Podsumowanie odczuć (po jednym teście), przydałoby się porównać z moim faworytem tj. Delonghi EC155, ale gdzie go zobaczyć "własnoręcznie"?
Saeco Via Veneto jest lekkie i plastikowe. Podstawka pod filiżanki (tacka i kratka), obudowa, wszystko.
Nie jest głośny. Pokrętło i przyciski nie robią wrażenia długowiecznych. To samo dysza (rurka) spieniacza, jest delikatna.
Całość poprawnie spasowana, obudowa nie trzeszczy. PF ma tylko jeden filtr. Chyba jest go ciężko myć, zbyt dużo zamkniętych elementów.
Saeco szybko się nagrzewa, przy rozmowie jest to niezauważalne.
Delonghi EC155:
Film na YouTube: youtube.com/watch?v=BMHQLhxcXOE
Google: Crew Review: DeLonghi EC155 Seattle Coffee Gear
Kawa jaką zrobiliśmy na Saeco bardzo podobna do tej z filmu, wyszła a la crema.
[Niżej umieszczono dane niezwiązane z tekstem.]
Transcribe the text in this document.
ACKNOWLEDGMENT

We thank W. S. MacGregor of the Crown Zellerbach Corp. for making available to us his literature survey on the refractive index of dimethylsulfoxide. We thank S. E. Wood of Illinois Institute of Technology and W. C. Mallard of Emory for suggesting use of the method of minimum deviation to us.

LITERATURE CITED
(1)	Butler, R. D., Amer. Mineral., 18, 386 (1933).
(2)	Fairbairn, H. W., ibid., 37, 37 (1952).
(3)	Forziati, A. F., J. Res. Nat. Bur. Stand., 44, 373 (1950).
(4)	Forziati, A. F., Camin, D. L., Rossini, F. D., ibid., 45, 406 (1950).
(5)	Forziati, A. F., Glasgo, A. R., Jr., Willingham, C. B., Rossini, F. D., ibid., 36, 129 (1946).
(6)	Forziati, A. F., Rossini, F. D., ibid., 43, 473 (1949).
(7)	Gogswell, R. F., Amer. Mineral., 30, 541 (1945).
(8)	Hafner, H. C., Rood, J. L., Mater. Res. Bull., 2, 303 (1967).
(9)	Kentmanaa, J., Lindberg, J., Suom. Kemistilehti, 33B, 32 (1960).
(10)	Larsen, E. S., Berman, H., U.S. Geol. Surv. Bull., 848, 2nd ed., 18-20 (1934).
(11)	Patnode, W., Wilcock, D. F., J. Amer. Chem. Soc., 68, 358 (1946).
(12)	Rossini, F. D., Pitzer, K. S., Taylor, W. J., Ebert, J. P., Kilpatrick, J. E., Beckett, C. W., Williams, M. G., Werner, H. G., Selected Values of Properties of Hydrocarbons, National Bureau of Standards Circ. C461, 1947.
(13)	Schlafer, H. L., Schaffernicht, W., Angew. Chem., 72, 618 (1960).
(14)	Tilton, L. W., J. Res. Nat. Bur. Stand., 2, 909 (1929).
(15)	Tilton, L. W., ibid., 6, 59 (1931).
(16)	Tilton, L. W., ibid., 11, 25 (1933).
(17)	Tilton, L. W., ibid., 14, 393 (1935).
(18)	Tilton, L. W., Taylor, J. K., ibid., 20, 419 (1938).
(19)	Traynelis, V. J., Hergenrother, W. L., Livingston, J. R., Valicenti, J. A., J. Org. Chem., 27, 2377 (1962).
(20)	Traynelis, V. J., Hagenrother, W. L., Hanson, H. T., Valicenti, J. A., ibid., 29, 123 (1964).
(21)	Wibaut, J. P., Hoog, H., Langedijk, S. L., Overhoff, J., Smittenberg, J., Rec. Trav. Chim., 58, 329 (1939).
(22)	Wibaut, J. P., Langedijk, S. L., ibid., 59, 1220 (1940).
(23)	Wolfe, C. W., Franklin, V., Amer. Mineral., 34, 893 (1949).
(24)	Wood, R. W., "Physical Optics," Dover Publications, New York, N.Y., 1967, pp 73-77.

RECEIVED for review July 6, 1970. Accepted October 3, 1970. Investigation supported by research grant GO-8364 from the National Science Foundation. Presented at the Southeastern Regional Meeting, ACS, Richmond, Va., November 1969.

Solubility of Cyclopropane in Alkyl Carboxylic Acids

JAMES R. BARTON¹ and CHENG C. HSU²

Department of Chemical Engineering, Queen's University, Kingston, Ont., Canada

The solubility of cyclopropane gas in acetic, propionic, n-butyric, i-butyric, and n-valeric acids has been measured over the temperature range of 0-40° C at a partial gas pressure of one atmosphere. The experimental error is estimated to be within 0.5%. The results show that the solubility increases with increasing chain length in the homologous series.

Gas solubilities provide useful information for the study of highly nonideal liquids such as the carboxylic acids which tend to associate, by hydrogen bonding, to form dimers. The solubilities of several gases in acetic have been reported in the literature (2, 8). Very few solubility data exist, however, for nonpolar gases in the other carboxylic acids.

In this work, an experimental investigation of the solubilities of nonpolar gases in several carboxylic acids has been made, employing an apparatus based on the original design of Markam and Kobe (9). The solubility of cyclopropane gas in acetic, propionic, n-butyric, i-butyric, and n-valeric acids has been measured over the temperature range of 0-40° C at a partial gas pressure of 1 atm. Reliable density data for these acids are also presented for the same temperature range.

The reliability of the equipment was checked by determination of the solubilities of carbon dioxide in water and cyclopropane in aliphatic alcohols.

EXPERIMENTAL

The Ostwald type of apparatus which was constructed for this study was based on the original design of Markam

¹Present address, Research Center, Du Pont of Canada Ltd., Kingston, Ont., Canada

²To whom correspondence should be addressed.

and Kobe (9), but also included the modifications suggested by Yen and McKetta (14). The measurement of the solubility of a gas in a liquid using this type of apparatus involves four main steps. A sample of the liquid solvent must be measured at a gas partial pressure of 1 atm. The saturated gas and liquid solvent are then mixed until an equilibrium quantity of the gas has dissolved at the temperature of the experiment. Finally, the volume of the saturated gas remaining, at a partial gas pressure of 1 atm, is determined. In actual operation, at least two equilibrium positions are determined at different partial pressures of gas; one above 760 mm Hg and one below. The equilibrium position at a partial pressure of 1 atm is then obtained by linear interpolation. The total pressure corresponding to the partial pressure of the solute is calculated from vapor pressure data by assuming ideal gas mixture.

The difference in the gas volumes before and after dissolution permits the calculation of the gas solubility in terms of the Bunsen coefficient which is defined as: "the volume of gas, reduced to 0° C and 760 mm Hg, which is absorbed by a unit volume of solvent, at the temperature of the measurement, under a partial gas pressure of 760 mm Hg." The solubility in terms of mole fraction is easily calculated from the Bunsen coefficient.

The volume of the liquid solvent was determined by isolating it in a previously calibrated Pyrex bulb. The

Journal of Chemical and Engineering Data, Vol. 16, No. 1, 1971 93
Efekt spienienia też chyba podobny. Taki rezultat stanowczo mi się nie podoba.
W Euro dzisiaj Saeco 299, EC155 droższy o ok. 30 zł. Delonghi jest lepiej poukładany, ma schowek na filtr. PF z blokadą filtra. Trochę metalu jako bajer. Wbudowany w obudowę Tamper na start. Jaki problem dodać taki z tworzywa do Saeco?
Saeco ma jedno zwężające się sitko, trudno jest chyba dobrać do niego odpowiedni tamper na jedną i dwie filiżanki.
Czytałem też , że na EC155 tańczą filiżanki, w Saeco nie zauważyłem tego problemu.
PoLączyłem. f.
donkiszot: ech Ty zgryźliwy Ty!
Jakoś trzeba było dojść do domciu, po linii prostej z grubsza.
Wzorce czerpie się z kapsułek, lub gdy brak pod ręką to z rurki 3w1, przecież.
Czas lania: może nieprecyzyjnie napisałem, nie było to 25 sekund (specjalnie nastawiłem stoper, ale jakieś 18-20 s, czyli krócej od opisywanego wzorca 25s/50ml.
I po drugie: dlaczego to "espressocoś" miało smak bliżej dripa niż kawiarki?